Jakarta, wingamers (15/9) - perpecahan suara ditubuh partai lambang beringin sudah berangsur secara turun menurun sejak era reformasi. Golkar resmi terpecah belah setelah Agung Laksono dan sejumlah elite Golkar lain seperti Priyo Budi Santoso, Yorrys Raweyai, Agus Gumiwang Kartasasmita, Zainuddin Amali dan kawan kawan menggelar Munas Golkar tandingan di Ancol, pasca kemenangan Aburizal Bakrie di Munas Bali.

Setelah terpilih jadi Ketum Golkar hasil Munas Ancol itu, Agung Laksono langsung menyatakan dukungan ke pemerintahan Jokowi-JK. Tak lama kemudian mereka mengantongi SK Menkum HAM, belakangan Agung juga mengantongi keputusan PT TUN yang membatalkan gugatan Golkar kubu Aburizal Bakrie (Ical).Namun demikian kubu Aburizal Bakrie tak tinggal diam.

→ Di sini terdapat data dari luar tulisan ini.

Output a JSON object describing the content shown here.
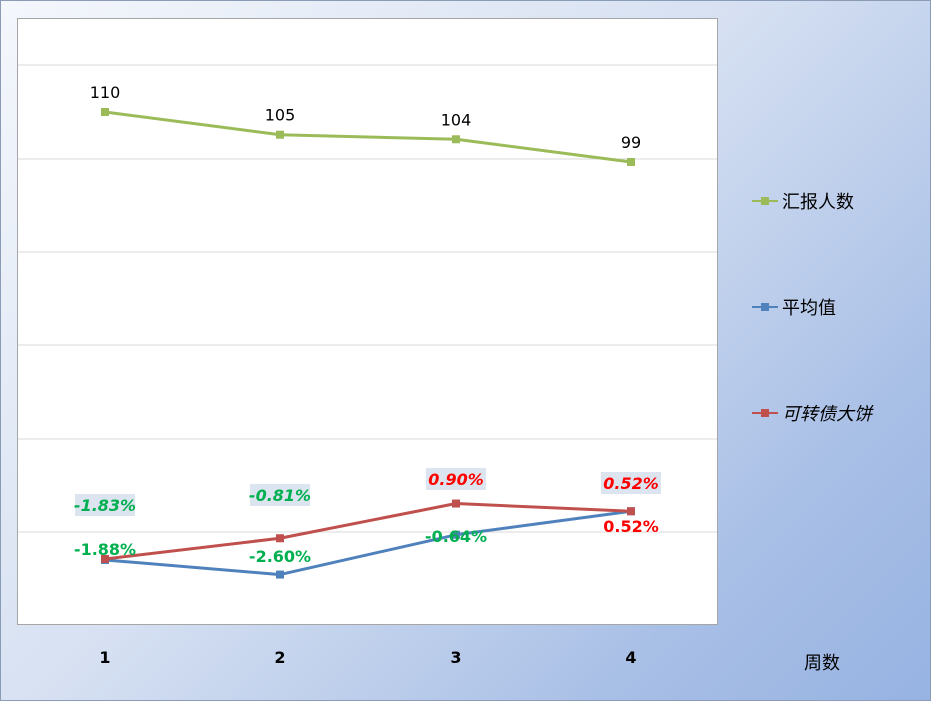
{
  "chart_data": {
    "type": "line",
    "categories": [
      "1",
      "2",
      "3",
      "4"
    ],
    "xlabel": "周数",
    "series": [
      {
        "name": "汇报人数",
        "color": "#9bbb59",
        "values": [
          110,
          105,
          104,
          99
        ],
        "labels": [
          "110",
          "105",
          "104",
          "99"
        ],
        "label_color": "#000000"
      },
      {
        "name": "平均值",
        "color": "#4f81bd",
        "values": [
          -1.88,
          -2.6,
          -0.64,
          0.52
        ],
        "labels": [
          "-1.88%",
          "-2.60%",
          "-0.64%",
          "0.52%"
        ],
        "label_colors": [
          "#00b050",
          "#00b050",
          "#00b050",
          "#ff0000"
        ]
      },
      {
        "name": "可转债大饼",
        "color": "#c0504d",
        "values": [
          -1.83,
          -0.81,
          0.9,
          0.52
        ],
        "labels": [
          "-1.83%",
          "-0.81%",
          "0.90%",
          "0.52%"
        ],
        "label_colors": [
          "#00b050",
          "#00b050",
          "#ff0000",
          "#ff0000"
        ]
      }
    ],
    "legend_position": "right",
    "grid": true
  }
}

Ical terus menempuh jalur hukum baik melalui jalur peradilan umum maupun administrasi. Sampai kini proses dua kubu yang saling menggugat belum juga kelar.

Hingga saat ini perpecahan di tubuh golkar sudah menjalar ke berbagai daerah. Ditambah lagi situasi menjadi semakin sulit saat Golkar menghadapi ancaman terbesar yakni berpotensi gigit jari tak ikut pilkada serentak.

Upaya islah parsial untuk mengikuti pilkada yang digalakkan JK jadi angin segar bagi sejumlah elite Golkar yang jengah dengan situasi perpecahan yang mengancam kehancuran partai beringin. Mereka pun mulai mendorong agar ada islah permanen dan tak ada lagi Golkar Ical dan Agung Laksono. Sejumlah elite Golkar di kedua kubu kini mulai mempersiapkan munaslub untuk melahirkan Golkar baru. Munaslub tersebut rencananya akan diadakan pada bulan Oktober 2015. Beberapa kader partai berlambang pohon beringin optimis bahwa perwakilan daerah Golkar bakal mendukung upaya islah permanen Golkar ini.

Meskipun demikian, belum bisa dipastikan apakah kubu Ical dan Agung akan menerima islah permanen tersebut. Jika masih bertentangan dengan ke dua belah pihak maka upaya tersebut tentu akan menjadi persoalan baru di tubuh partai golkar.